Spring 2024 Colloquium - Alexis Wellwood - Graded Plurals and Indeterminacy
Abstract: The compositional semantics of a sentence like (1a) is relatively uncontroversial, but no consensus about that of a sentence like (1b) has yet been achieved.
(1) a. The red dot is bigger than the blue dot.
b. The red dots are bigger than the blue dots.

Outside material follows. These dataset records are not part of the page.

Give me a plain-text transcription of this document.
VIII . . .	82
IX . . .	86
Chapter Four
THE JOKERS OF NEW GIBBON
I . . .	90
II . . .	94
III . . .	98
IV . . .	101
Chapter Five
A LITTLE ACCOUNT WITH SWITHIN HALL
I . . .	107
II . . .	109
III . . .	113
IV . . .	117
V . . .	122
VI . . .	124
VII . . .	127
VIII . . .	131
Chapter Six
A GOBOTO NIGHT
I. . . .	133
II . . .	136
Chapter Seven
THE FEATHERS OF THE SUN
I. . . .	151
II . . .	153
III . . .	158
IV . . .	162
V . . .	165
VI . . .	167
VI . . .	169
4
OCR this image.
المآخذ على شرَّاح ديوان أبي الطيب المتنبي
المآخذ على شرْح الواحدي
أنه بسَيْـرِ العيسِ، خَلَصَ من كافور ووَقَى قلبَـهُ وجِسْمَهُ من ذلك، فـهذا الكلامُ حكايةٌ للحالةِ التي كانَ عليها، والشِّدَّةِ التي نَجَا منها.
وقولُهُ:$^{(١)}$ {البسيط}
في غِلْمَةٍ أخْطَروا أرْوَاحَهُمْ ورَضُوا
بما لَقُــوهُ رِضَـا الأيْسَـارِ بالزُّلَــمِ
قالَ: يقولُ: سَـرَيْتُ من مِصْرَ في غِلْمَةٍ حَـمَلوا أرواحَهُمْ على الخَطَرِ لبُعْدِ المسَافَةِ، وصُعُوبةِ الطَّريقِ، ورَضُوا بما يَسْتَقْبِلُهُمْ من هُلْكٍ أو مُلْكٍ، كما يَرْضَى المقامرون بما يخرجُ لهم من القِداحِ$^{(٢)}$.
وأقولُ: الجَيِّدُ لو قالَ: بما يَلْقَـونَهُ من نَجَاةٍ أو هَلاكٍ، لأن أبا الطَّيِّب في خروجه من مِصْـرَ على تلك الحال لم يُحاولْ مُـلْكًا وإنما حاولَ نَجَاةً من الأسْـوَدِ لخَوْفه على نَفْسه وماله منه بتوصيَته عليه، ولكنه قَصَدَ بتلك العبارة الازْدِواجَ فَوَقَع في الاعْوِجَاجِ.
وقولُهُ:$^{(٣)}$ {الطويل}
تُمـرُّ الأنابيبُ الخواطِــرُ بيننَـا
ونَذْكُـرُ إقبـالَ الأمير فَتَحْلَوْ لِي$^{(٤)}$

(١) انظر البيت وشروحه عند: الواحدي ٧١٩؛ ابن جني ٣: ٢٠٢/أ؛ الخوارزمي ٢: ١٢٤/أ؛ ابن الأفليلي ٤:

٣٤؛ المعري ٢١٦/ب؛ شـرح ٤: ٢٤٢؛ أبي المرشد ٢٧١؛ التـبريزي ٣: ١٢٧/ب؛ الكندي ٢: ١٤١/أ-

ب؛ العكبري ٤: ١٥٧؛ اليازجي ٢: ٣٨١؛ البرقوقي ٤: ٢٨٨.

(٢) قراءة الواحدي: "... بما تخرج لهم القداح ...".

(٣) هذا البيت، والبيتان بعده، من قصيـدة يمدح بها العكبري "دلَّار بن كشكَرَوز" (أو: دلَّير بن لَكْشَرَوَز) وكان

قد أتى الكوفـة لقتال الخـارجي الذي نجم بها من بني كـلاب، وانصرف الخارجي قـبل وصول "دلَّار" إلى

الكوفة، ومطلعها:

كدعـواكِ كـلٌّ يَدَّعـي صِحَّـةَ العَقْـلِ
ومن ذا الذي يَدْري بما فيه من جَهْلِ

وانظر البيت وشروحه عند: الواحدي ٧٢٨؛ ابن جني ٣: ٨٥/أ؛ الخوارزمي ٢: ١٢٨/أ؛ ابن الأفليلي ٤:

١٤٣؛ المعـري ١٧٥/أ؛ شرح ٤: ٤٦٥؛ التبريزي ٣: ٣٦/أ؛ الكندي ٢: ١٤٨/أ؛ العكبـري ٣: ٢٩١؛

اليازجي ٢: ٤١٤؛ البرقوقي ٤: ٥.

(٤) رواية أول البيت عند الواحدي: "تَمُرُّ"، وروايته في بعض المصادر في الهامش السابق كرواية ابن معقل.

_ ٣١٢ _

Early hypotheses have been claimed to be too strong (e.g. (1b) is true iff every red dot is bigger than every blue dot), others too weak (e.g., (1b) is true iff the biggest dot is red and the smallest is blue), and more recent approaches raise issues of their own. Such disagreement is puzzling in light of the apparently minimal grammatical differences between sentences like (1a) and (1b). Reporting the results of a series of experiments conducted in the USC Meaning Lab, I contrast and test extant proposals that assign distinct, determinate truth conditions to sentences like (1b) against the suggestion that their meanings ultimately fail to determine any. The empirical evidence—canvassed using sentences about different kinds of objects, expressing comparisons along different dimensions, in the positive and negative declarative forms, and evaluated under time pressure or not—appears to provide strong evidence for an indeterminacy thesis. If so, these results challenge the assumption that linguistic meanings functionally deliver truth conditions, and raise new questions about the life of linguistic meanings in the mind.
Event Logistics: 3pm in Kerr 273 on April 8th
Speaker Biography: Dr. Alexis Wellwood is an Associate Professor of Philosophy and Linguistics at USC.